The National Bank Business Confidence survey for May will be scrutinised for signs of further improvement in the local economy.
Last month's data showed confidence levels among local businesses rebounded sharply in the wake of the Christchurch earthquake in February and the Japanese tsunami in March, and the market is expecting today's figures to show further gains.
The data follows on from yesterday's trade figures, which showed New Zealand recorded a record monthly trade surplus of $1.1 billion in April.
"The market will react to any strong data just because the market isn't expecting the New Zealand economy to be in such a good state," said Khoon Goh, head of market economics and strategy at ANZ New Zealand.
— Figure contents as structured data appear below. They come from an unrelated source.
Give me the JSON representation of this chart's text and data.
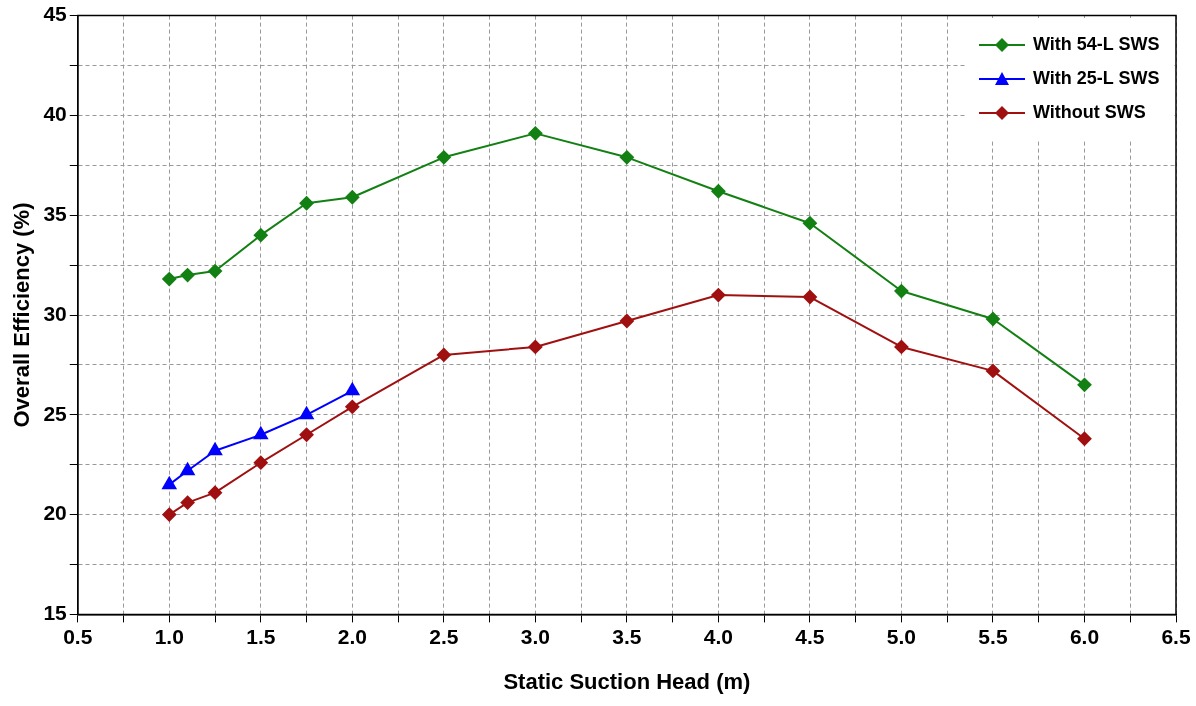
{
  "chart_data": {
    "type": "line",
    "xlabel": "Static Suction Head (m)",
    "ylabel": "Overall Efficiency (%)",
    "xlim": [
      0.5,
      6.5
    ],
    "xticks": [
      {
        "value": 0.5,
        "label": "0.5"
      },
      {
        "value": 0.75,
        "label": null
      },
      {
        "value": 1,
        "label": "1.0"
      },
      {
        "value": 1.25,
        "label": null
      },
      {
        "value": 1.5,
        "label": "1.5"
      },
      {
        "value": 1.75,
        "label": null
      },
      {
        "value": 2,
        "label": "2.0"
      },
      {
        "value": 2.25,
        "label": null
      },
      {
        "value": 2.5,
        "label": "2.5"
      },
      {
        "value": 2.75,
        "label": null
      },
      {
        "value": 3,
        "label": "3.0"
      },
      {
        "value": 3.25,
        "label": null
      },
      {
        "value": 3.5,
        "label": "3.5"
      },
      {
        "value": 3.75,
        "label": null
      },
      {
        "value": 4,
        "label": "4.0"
      },
      {
        "value": 4.25,
        "label": null
      },
      {
        "value": 4.5,
        "label": "4.5"
      },
      {
        "value": 4.75,
        "label": null
      },
      {
        "value": 5,
        "label": "5.0"
      },
      {
        "value": 5.25,
        "label": null
      },
      {
        "value": 5.5,
        "label": "5.5"
      },
      {
        "value": 5.75,
        "label": null
      },
      {
        "value": 6,
        "label": "6.0"
      },
      {
        "value": 6.25,
        "label": null
      },
      {
        "value": 6.5,
        "label": "6.5"
      }
    ],
    "ylim": [
      15,
      45
    ],
    "yticks": [
      15,
      {
        "value": 17.5,
        "label": null
      },
      20,
      {
        "value": 22.5,
        "label": null
      },
      25,
      {
        "value": 27.5,
        "label": null
      },
      30,
      {
        "value": 32.5,
        "label": null
      },
      35,
      {
        "value": 37.5,
        "label": null
      },
      40,
      {
        "value": 42.5,
        "label": null
      },
      45
    ],
    "grid": true,
    "legend": "top right",
    "line_style": "solid",
    "series": [
      {
        "name": "With 54-L SWS",
        "color": "#138013",
        "marker": "diamond",
        "x": [
          1,
          1.1,
          1.25,
          1.5,
          1.75,
          2,
          2.5,
          3,
          3.5,
          4,
          4.5,
          5,
          5.5,
          6
        ],
        "values": [
          31.8,
          32.0,
          32.2,
          34.0,
          35.6,
          35.9,
          37.9,
          39.1,
          37.9,
          36.2,
          34.6,
          31.2,
          29.8,
          26.5
        ]
      },
      {
        "name": "With 25-L SWS",
        "color": "#0000ff",
        "marker": "triangle",
        "x": [
          1,
          1.1,
          1.25,
          1.5,
          1.75,
          2
        ],
        "values": [
          21.5,
          22.2,
          23.2,
          24.0,
          25.0,
          26.2
        ]
      },
      {
        "name": "Without SWS",
        "color": "#a01010",
        "marker": "diamond",
        "x": [
          1,
          1.1,
          1.25,
          1.5,
          1.75,
          2,
          2.5,
          3,
          3.5,
          4,
          4.5,
          5,
          5.5,
          6
        ],
        "values": [
          20.0,
          20.6,
          21.1,
          22.6,
          24.0,
          25.4,
          28.0,
          28.4,
          29.7,
          31.0,
          30.9,
          28.4,
          27.2,
          23.8
        ]
      }
    ]
  }
}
Prime Minster John Key, speaking at post-Cabinet press conference yesterday, laid some of the strength of the kiwi at the feet of the weaker US currency, suggesting that there wasn't much the government could do short of intervention to pull the currency back from elevated levels, a move that was not being considering at this time.
"There is no doubt that there is still underlying US weakness theme, but what we saw last week and this week was outright New Zealand dollar strength," Goh said.
The kiwi dollar recently traded at 81.59 US cents, down from 81.75 cents yesterday, and slipped to 70.48 on the trade-weighted index of major trading partners' currencies from 70.57 yesterday.
It fell to 76.35 Australian cents from 76.40 cents previously, and was little changed at 66.04 yen from 66.05 yen. It fell to 57.13 euro cents from 57.26 cents yesterday, declined to 49.52 pence from 49.66 pence previously.
Europe's sovereign debt woes were again in the headlines amid reports that European Union and International Monetary Fund officials were likely to deliver their verdict on Greece's inability to reign in government spending and bring its deficit under control.
That comes after a German newspaper article over the weekend claimed the indebted country had not met a single reform condition placed on it as part of the bailout package.
The kiwi dollar mat trade between 81.40 US cents and 82 cents, Goh said, with any moves towards a fresh post-float high likely to be capped by profit taking.